Yessss I’m a runner.

Well, I was.

Right up until some jerk injury sidelined me in January directly following the marathon. Since you read Melissa’s blog you know she’s been dealing with injuries too, though I will say that she’s lucky to have not been completely sidelined from running for nearly four months now clip_image002[1]

Being injured means you have to get creative with your workouts. I was pretty much sidelined from everything other than ellipticizing, swimming, recumbent biking, and doing upper body and core work.

Since you read Melissa’s blog you already know that she hates strength training. I, however, used to love it. Right up until I started doing only upper body and abs multiple times a week. Lifting weights gets old fast that way.

I was on the verge of complete burn out and about to dive face first into whatever junk food I could get my hands on when I discovered tabatas.

Holy crap what a fun way to work out!

If you don’t know what a tabata workout is, it is basically doing as many reps as possible of a specified exercise for a set time (say 20-30 seconds), then having a short break (usually 10-15 seconds) before moving into the next exercise. You run through however many exercises you’re doing following that format and then repeat the circuit however many times you want. That explains it perfectly, right?

To time everything it’s helpful to have a tabata app – I downloaded a free one from my phone’s app store and it works perfectly. It lets me know when it’s moving from rest period to active period and so forth. I also keep a notebook with me with the exercises I want to perform written out and I keep track of how many reps I did during each active period.

P.S. I’m no personal trainer, so this workout is something that I created with no real expertise other than years of working out.
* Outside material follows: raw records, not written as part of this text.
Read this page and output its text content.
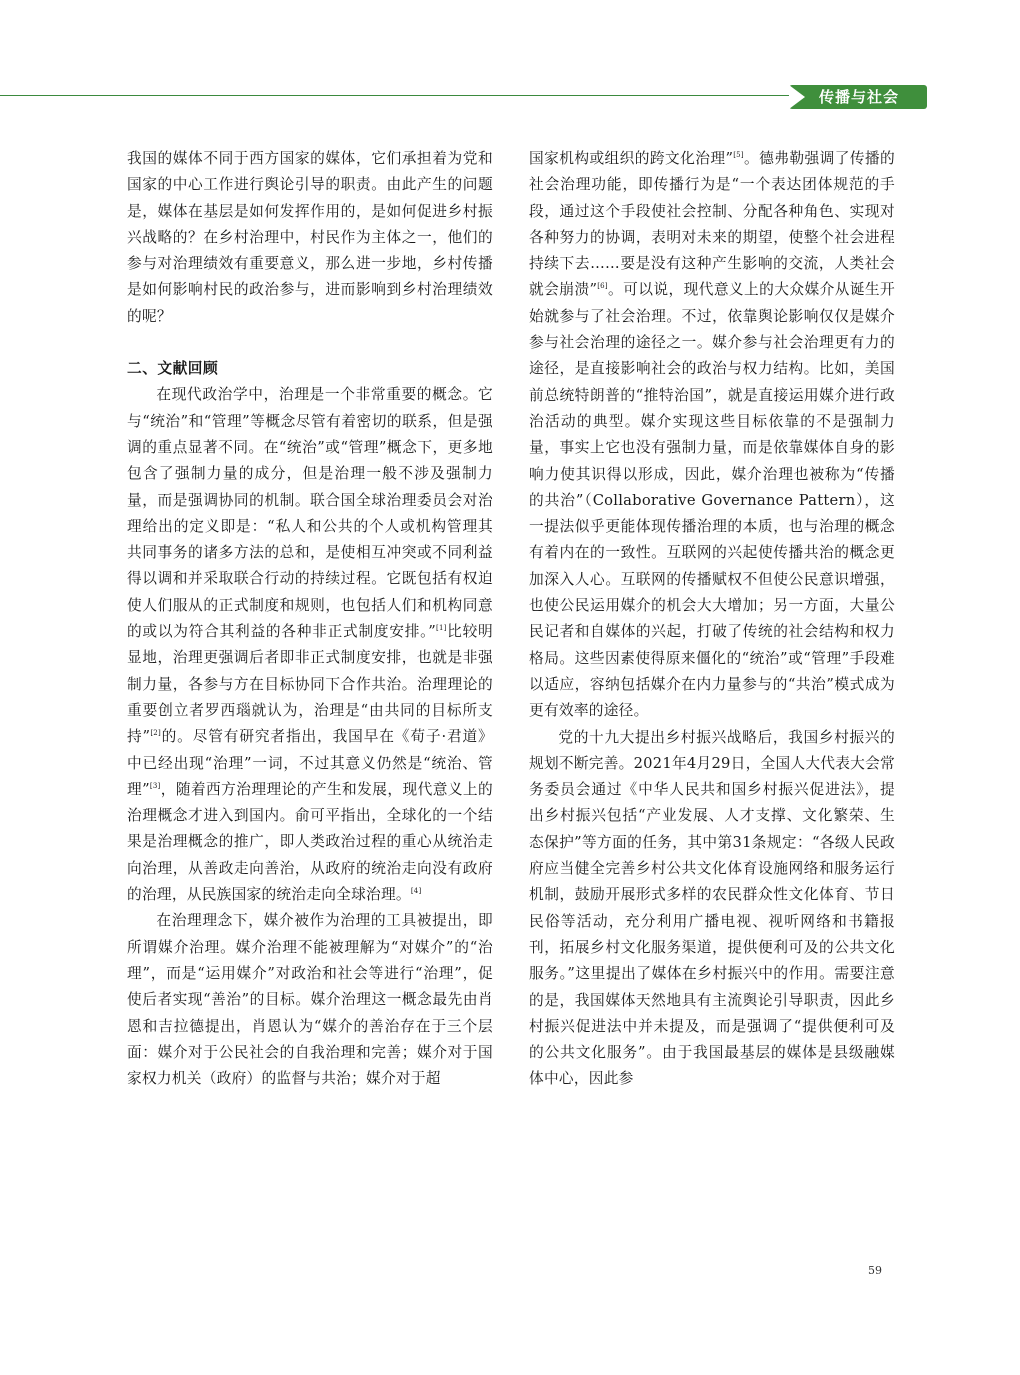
传播与社会

我国的媒体不同于西方国家的媒体，它们承担着为党和国家的中心工作进行舆论引导的职责。由此产生的问题是，媒体在基层是如何发挥作用的，是如何促进乡村振兴战略的？在乡村治理中，村民作为主体之一，他们的参与对治理绩效有重要意义，那么进一步地，乡村传播是如何影响村民的政治参与，进而影响到乡村治理绩效的呢？

二、文献回顾

在现代政治学中，治理是一个非常重要的概念。它与“统治”和“管理”等概念尽管有着密切的联系，但是强调的重点显著不同。在“统治”或“管理”概念下，更多地包含了强制力量的成分，但是治理一般不涉及强制力量，而是强调协同的机制。联合国全球治理委员会对治理给出的定义即是：“私人和公共的个人或机构管理其共同事务的诸多方法的总和，是使相互冲突或不同利益得以调和并采取联合行动的持续过程。它既包括有权迫使人们服从的正式制度和规则，也包括人们和机构同意的或以为符合其利益的各种非正式制度安排。”[1]比较明显地，治理更强调后者即非正式制度安排，也就是非强制力量，各参与方在目标协同下合作共治。治理理论的重要创立者罗西瑙就认为，治理是“由共同的目标所支持”[2]的。尽管有研究者指出，我国早在《荀子·君道》中已经出现“治理”一词，不过其意义仍然是“统治、管理”[3]，随着西方治理理论的产生和发展，现代意义上的治理概念才进入到国内。俞可平指出，全球化的一个结果是治理概念的推广，即人类政治过程的重心从统治走向治理，从善政走向善治，从政府的统治走向没有政府的治理，从民族国家的统治走向全球治理。[4]

在治理理念下，媒介被作为治理的工具被提出，即所谓媒介治理。媒介治理不能被理解为“对媒介”的“治理”，而是“运用媒介”对政治和社会等进行“治理”，促使后者实现“善治”的目标。媒介治理这一概念最先由肖恩和吉拉德提出，肖恩认为“媒介的善治存在于三个层面：媒介对于公民社会的自我治理和完善；媒介对于国家权力机关（政府）的监督与共治；媒介对于超

国家机构或组织的跨文化治理”[5]。德弗勒强调了传播的社会治理功能，即传播行为是“一个表达团体规范的手段，通过这个手段使社会控制、分配各种角色、实现对各种努力的协调，表明对未来的期望，使整个社会进程持续下去……要是没有这种产生影响的交流，人类社会就会崩溃”[6]。可以说，现代意义上的大众媒介从诞生开始就参与了社会治理。不过，依靠舆论影响仅仅是媒介参与社会治理的途径之一。媒介参与社会治理更有力的途径，是直接影响社会的政治与权力结构。比如，美国前总统特朗普的“推特治国”，就是直接运用媒介进行政治活动的典型。媒介实现这些目标依靠的不是强制力量，事实上它也没有强制力量，而是依靠媒体自身的影响力使其识得以形成，因此，媒介治理也被称为“传播的共治”（Collaborative Governance Pattern），这一提法似乎更能体现传播治理的本质，也与治理的概念有着内在的一致性。互联网的兴起使传播共治的概念更加深入人心。互联网的传播赋权不但使公民意识增强，也使公民运用媒介的机会大大增加；另一方面，大量公民记者和自媒体的兴起，打破了传统的社会结构和权力格局。这些因素使得原来僵化的“统治”或“管理”手段难以适应，容纳包括媒介在内力量参与的“共治”模式成为更有效率的途径。

党的十九大提出乡村振兴战略后，我国乡村振兴的规划不断完善。2021年4月29日，全国人大代表大会常务委员会通过《中华人民共和国乡村振兴促进法》，提出乡村振兴包括“产业发展、人才支撑、文化繁荣、生态保护”等方面的任务，其中第31条规定：“各级人民政府应当健全完善乡村公共文化体育设施网络和服务运行机制，鼓励开展形式多样的农民群众性文化体育、节日民俗等活动，充分利用广播电视、视听网络和书籍报刊，拓展乡村文化服务渠道，提供便利可及的公共文化服务。”这里提出了媒体在乡村振兴中的作用。需要注意的是，我国媒体天然地具有主流舆论引导职责，因此乡村振兴促进法中并未提及，而是强调了“提供便利可及的公共文化服务”。由于我国最基层的媒体是县级融媒体中心，因此参

59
This is one of the upper body/ab tabata workouts that I do that requires little equipment, which makes it perfect for working out at home or traveling. All you need is a set of free weights, a tabata timer, and a notebook:

Upper Body/Core Tabata Workout

Happyhealthyrunner.com

Pushups

Crunches

Bicep Curls

Toe Touch Crunches

Side Raises

Plank

Hammer Curls

Right Side Plank

Chest Press

Left Side Plank

Dumbbell Rows from Plank Position

Reverse Crunches

Perform as many reps of each move for 30 seconds and rest for 15 before moving onto the next move.

Repeat the circuit 2-3 times

This really makes the time fly by while you’re working out, which is perfect for someone like me who gets bored easily clip_image006 Hopefully if you give it a try you’ll enjoy it as much as I do!

Thanks friend for letting me take over your blog!